Monitoring PITR recovery progress

From
Ivan Voras
Date:
Hello,

I got a sort of POLA violation moment today - a colleague has restored a PITR archive up to a point in time, and when the developers looked at the data, it looked wrong - as it if wasn't from that particular time. Later, he told me he got an error trying to use pg_dump to extract the desired tables to restore: 

Dumping the contents of table "xxx" failed: PQgetResult() failed.
pg_dump: Error message from server: ERROR: canceling statement due to conflict with recovery
DETAIL: User query might have needed to see row versions that must be removed.

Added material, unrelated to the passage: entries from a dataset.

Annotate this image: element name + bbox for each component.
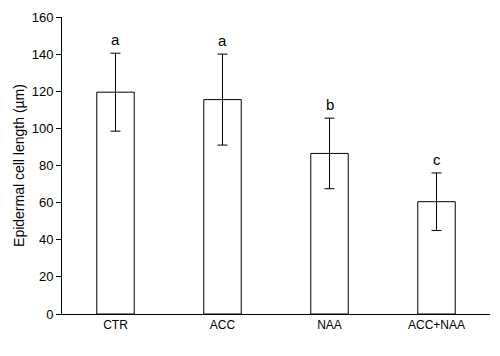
svg-text:120: 120 <box>32 84 54 99</box>
svg-text:160: 160 <box>32 10 54 25</box>
svg-text:a: a <box>111 31 120 48</box>
svg-text:a: a <box>218 32 227 49</box>
svg-text:20: 20 <box>39 269 53 284</box>
svg-text:0: 0 <box>46 307 53 322</box>
svg-text:100: 100 <box>32 121 54 136</box>
svg-text:CTR: CTR <box>103 318 128 332</box>
svg-text:c: c <box>433 151 441 168</box>
svg-text:Epidermal cell length (µm): Epidermal cell length (µm) <box>11 84 27 247</box>
svg-text:ACC: ACC <box>210 318 236 332</box>
svg-text:80: 80 <box>39 158 53 173</box>
svg-text:b: b <box>326 96 334 113</box>
svg-text:40: 40 <box>39 232 53 247</box>
svg-text:ACC+NAA: ACC+NAA <box>408 318 465 332</box>
svg-text:60: 60 <box>39 195 53 210</box>
svg-text:140: 140 <box>32 47 54 62</box>
svg-text:NAA: NAA <box>317 318 342 332</box>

This could be the source of data problems the devs are seeing. Offhand, this looks like it's indicating a conflict between the PITR recovery process and pg_dump. But, something's puzzling to me: why did he manage to connect to the db at all?

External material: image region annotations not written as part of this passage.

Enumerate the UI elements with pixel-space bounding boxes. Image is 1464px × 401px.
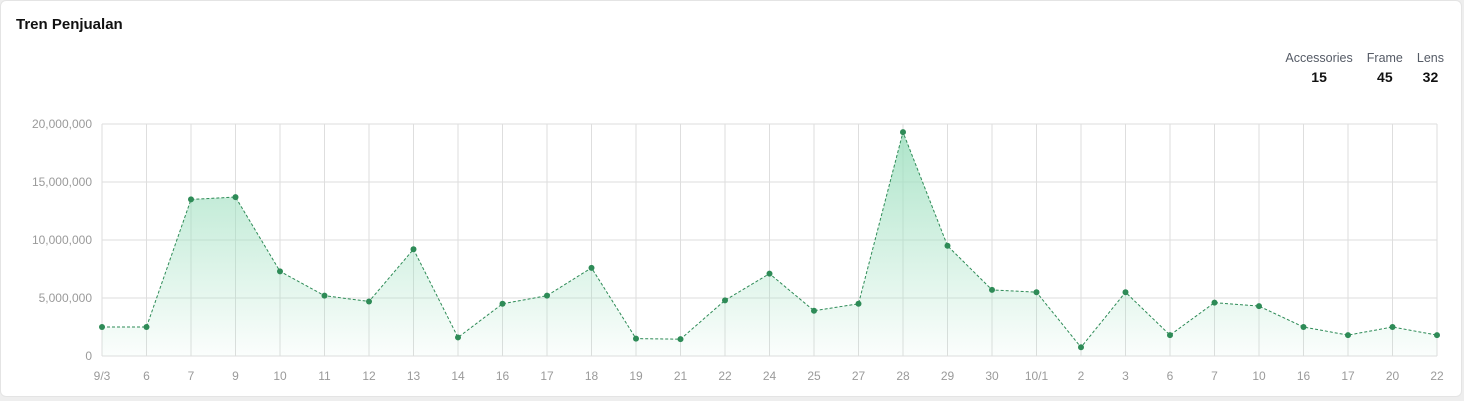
data-point bbox=[722, 297, 728, 304]
data-point bbox=[1078, 344, 1084, 351]
summary-accessories: Accessories 15 bbox=[1285, 51, 1352, 85]
x-tick-label: 24 bbox=[763, 369, 777, 383]
data-point bbox=[633, 335, 639, 342]
data-point bbox=[1033, 289, 1040, 296]
data-point bbox=[188, 196, 194, 203]
data-point bbox=[277, 268, 283, 275]
x-tick-label: 3 bbox=[1122, 369, 1129, 383]
data-point bbox=[1122, 289, 1129, 296]
x-tick-label: 16 bbox=[1297, 369, 1311, 383]
x-tick-label: 9 bbox=[232, 369, 239, 383]
summary-accessories-label: Accessories bbox=[1285, 51, 1353, 65]
data-point bbox=[1300, 324, 1307, 330]
summary-lens-label: Lens bbox=[1416, 51, 1444, 65]
summary-frame-label: Frame bbox=[1366, 51, 1403, 65]
data-point bbox=[544, 292, 550, 299]
x-tick-label: 17 bbox=[1341, 369, 1355, 383]
data-point bbox=[588, 264, 595, 271]
x-tick-label: 22 bbox=[718, 369, 732, 383]
sales-area-fill bbox=[102, 132, 1437, 356]
x-tick-label: 6 bbox=[143, 369, 150, 383]
data-point bbox=[1167, 332, 1173, 339]
x-tick-label: 13 bbox=[407, 369, 421, 383]
x-tick-label: 21 bbox=[674, 369, 688, 383]
summary-frame: Frame 45 bbox=[1367, 51, 1403, 85]
data-point bbox=[232, 194, 239, 201]
x-tick-label: 6 bbox=[1167, 369, 1174, 383]
x-tick-label: 10/1 bbox=[1025, 369, 1049, 383]
y-tick-label: 5,000,000 bbox=[39, 291, 93, 305]
x-tick-label: 7 bbox=[188, 369, 195, 383]
data-point bbox=[99, 324, 105, 330]
category-summary: Accessories 15 Frame 45 Lens 32 bbox=[1285, 51, 1444, 85]
data-point bbox=[410, 246, 417, 253]
x-tick-label: 12 bbox=[362, 369, 376, 383]
x-tick-label: 18 bbox=[585, 369, 599, 383]
data-point bbox=[1345, 332, 1351, 339]
data-point bbox=[1211, 299, 1218, 306]
x-tick-label: 29 bbox=[941, 369, 955, 383]
data-point bbox=[766, 270, 773, 277]
x-tick-label: 7 bbox=[1211, 369, 1218, 383]
x-tick-label: 11 bbox=[318, 369, 331, 383]
summary-lens: Lens 32 bbox=[1417, 51, 1444, 85]
data-point bbox=[143, 324, 150, 330]
data-point bbox=[900, 129, 906, 136]
summary-lens-value: 32 bbox=[1422, 69, 1439, 85]
data-point bbox=[855, 300, 862, 307]
x-tick-label: 27 bbox=[852, 369, 866, 383]
x-tick-label: 22 bbox=[1430, 369, 1444, 383]
y-tick-label: 0 bbox=[85, 349, 92, 363]
x-tick-label: 9/3 bbox=[94, 369, 111, 383]
data-point bbox=[811, 307, 817, 314]
x-tick-label: 10 bbox=[1252, 369, 1266, 383]
x-tick-label: 17 bbox=[540, 369, 554, 383]
x-tick-label: 28 bbox=[896, 369, 910, 383]
y-tick-label: 15,000,000 bbox=[32, 175, 92, 189]
chart-title: Tren Penjualan bbox=[16, 16, 123, 33]
data-point bbox=[321, 292, 328, 299]
x-tick-label: 19 bbox=[629, 369, 643, 383]
data-point bbox=[944, 242, 951, 249]
data-point bbox=[499, 300, 506, 307]
y-tick-label: 10,000,000 bbox=[32, 233, 92, 247]
data-point bbox=[1389, 324, 1396, 330]
data-point bbox=[677, 336, 684, 343]
x-tick-label: 14 bbox=[451, 369, 465, 383]
data-point bbox=[1256, 303, 1262, 310]
data-point bbox=[366, 298, 372, 305]
x-tick-label: 25 bbox=[807, 369, 821, 383]
x-tick-label: 16 bbox=[496, 369, 510, 383]
x-tick-label: 10 bbox=[273, 369, 287, 383]
data-point bbox=[1434, 332, 1440, 339]
data-point bbox=[989, 286, 995, 293]
summary-frame-value: 45 bbox=[1377, 69, 1393, 85]
summary-accessories-value: 15 bbox=[1311, 69, 1327, 85]
x-tick-label: 30 bbox=[985, 369, 999, 383]
y-tick-label: 20,000,000 bbox=[32, 117, 92, 131]
x-tick-label: 20 bbox=[1386, 369, 1400, 383]
data-point bbox=[455, 334, 461, 341]
x-tick-label: 2 bbox=[1078, 369, 1085, 383]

And, the actual question: how to monitor the WAL replay process? Currently, the recovery.conf file is sitting there, with the database running, but pg processes are idle, and pg_stat_activity doesn't list anything which appears to be related to the recovery process.

Re: Monitoring PITR recovery progress

From
Alan Hodgson
Date:
On Wed, 2019-01-23 at 18:58 +0100, Ivan Voras wrote:

And, the actual question: how to monitor the WAL replay process? Currently, the recovery.conf file is sitting there, with the database running, but pg processes are idle, and pg_stat_activity doesn't list anything which appears to be related to the recovery process.




The server logs each wal segment that gets processed during recovery. And you would definitely see a busy high-I/IO process applying the recovery.

It also logs when the recovery is complete. And I'm pretty sure it renames recovery.conf to recovery.done or something when it's done.